Homesh activists have already started to feel at home. On Wednesday, Chief Rabbi David Lau was slated to arrive at the Homesh yeshiva to deliver a Torah lesson. Last year, then-defense minister Benny Gantz prohibited the Ashkenazi chief rabbi from going to Homesh.

The unauthorized West Bank settlement outpost of Homesh, November 17, 2022. (Nasser Ishtayeh/Flash90)

In Evyatar, the situation is simpler than in Homesh, since 60 dunams (15 acres) of it have recently been determined to be state land, not private Palestinian land. While it was evacuated in July 2021, Gantz reached a deal with the residents to verify the legal status of the land. This was done in October 2021 and in February 2022 then-attorney general Avichai Mandelblit approved forming a legal settlement and yeshiva there.

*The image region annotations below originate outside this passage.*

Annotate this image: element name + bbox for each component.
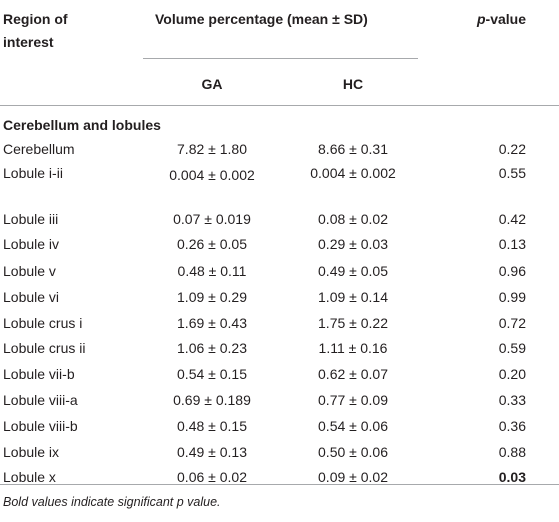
subheader-rule [143,58,418,59]
row-pvalue: 0.22 [498,141,526,157]
row-pvalue: 0.42 [498,211,526,227]
row-hc-value: 1.09 ± 0.14 [318,289,388,305]
bottom-rule [0,484,559,485]
row-region-label: Cerebellum [3,141,75,157]
row-hc-value: 0.29 ± 0.03 [318,236,388,252]
row-ga-value: 0.54 ± 0.15 [177,366,247,382]
row-ga-value: 0.004 ± 0.002 [169,167,255,183]
row-pvalue: 0.72 [498,315,526,331]
row-pvalue: 0.20 [498,366,526,382]
row-hc-value: 0.004 ± 0.002 [310,165,396,181]
row-hc-value: 0.54 ± 0.06 [318,418,388,434]
header-region-line1: Region of [3,11,68,27]
section-title: Cerebellum and lobules [3,117,161,133]
row-ga-value: 0.07 ± 0.019 [173,211,251,227]
row-pvalue: 0.55 [498,165,526,181]
row-ga-value: 7.82 ± 1.80 [177,141,247,157]
row-hc-value: 0.50 ± 0.06 [318,444,388,460]
row-hc-value: 0.09 ± 0.02 [318,469,388,485]
row-ga-value: 1.06 ± 0.23 [177,340,247,356]
row-pvalue: 0.03 [498,469,526,485]
row-ga-value: 1.69 ± 0.43 [177,315,247,331]
row-hc-value: 1.11 ± 0.16 [318,340,388,356]
row-ga-value: 0.26 ± 0.05 [177,236,247,252]
row-ga-value: 0.48 ± 0.15 [177,418,247,434]
row-hc-value: 0.49 ± 0.05 [318,263,388,279]
header-pvalue-p: p [476,11,486,27]
row-region-label: Lobule iii [3,211,59,227]
row-pvalue: 0.13 [498,236,526,252]
row-pvalue: 0.88 [498,444,526,460]
row-hc-value: 0.62 ± 0.07 [318,366,388,382]
row-pvalue: 0.36 [498,418,526,434]
row-hc-value: 0.08 ± 0.02 [318,211,388,227]
row-region-label: Lobule viii-a [3,392,78,408]
row-region-label: Lobule vii-b [3,366,75,382]
row-ga-value: 1.09 ± 0.29 [177,289,247,305]
row-region-label: Lobule iv [3,236,60,252]
row-ga-value: 0.06 ± 0.02 [177,469,247,485]
row-pvalue: 0.59 [498,340,526,356]
row-pvalue: 0.96 [498,263,526,279]
row-region-label: Lobule i-ii [3,165,63,181]
row-ga-value: 0.49 ± 0.13 [177,444,247,460]
row-region-label: Lobule viii-b [3,418,78,434]
header-hc: HC [342,76,364,92]
row-hc-value: 8.66 ± 0.31 [318,141,388,157]
row-hc-value: 0.77 ± 0.09 [318,392,388,408]
row-region-label: Lobule crus ii [3,340,86,356]
header-pvalue-rest: -value [485,11,526,27]
row-ga-value: 0.48 ± 0.11 [177,263,247,279]
row-pvalue: 0.33 [498,392,526,408]
row-region-label: Lobule x [3,469,56,485]
row-ga-value: 0.69 ± 0.189 [173,392,251,408]
row-region-label: Lobule vi [3,289,60,305]
header-pvalue: p-value [477,10,526,29]
header-rule [0,105,559,106]
row-region-label: Lobule v [3,263,56,279]
row-region-label: Lobule ix [3,444,60,460]
header-ga: GA [201,76,223,92]
header-volume: Volume percentage (mean ± SD) [155,11,368,27]
footnote: Bold values indicate significant p value… [3,495,221,509]
header-region-line2: interest [3,34,54,50]
row-pvalue: 0.99 [498,289,526,305]
row-hc-value: 1.75 ± 0.22 [318,315,388,331]
row-region-label: Lobule crus i [3,315,83,331]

Since then, nothing has happened.

Dagan did not say whether Evyatar came up in his meeting this week with Gallant, but said it was “a disgrace that the previous government didn’t fulfill the deal. It needs to be fulfilled in the coming months. This is stipulated in the government’s basic policy guidelines.”

However, the settlers are still afraid of one factor that may thwart their plans: Netanyahu himself.

Prime Minister Benjamin Netanyahu (C) meets with heads of Israeli settlement authorities at the Alon Shvut settlement in the Etzion Bloc in the West Bank on November 19, 2019. (Menahem Kahana/AFP)

Over the past few decades, Netanyahu and the settlers have come to respect — but also suspect — each other. The settlers don’t trust the premier and say they are all too familiar with the moment he tells them that national security and the diplomatic danger are more urgent than settling the West Bank. Many settlers believe Netanyahu gave up on the West Bank as part of former US president Donald Trump’s peace plan in 2020, when he agreed in principle to form a Palestinian state.

The question is what will happen at the moment of truth, when the settlers return on Passover to Evyatar. How will Netanyahu and Gallant react? What will Smotrich say?

In the meantime, the government is definitely pointing in a new direction on this matter and it’s a milestone from the settlers’ point of view. Today the Temple Mount — tomorrow Evyatar, Homesh and Sa-Nur.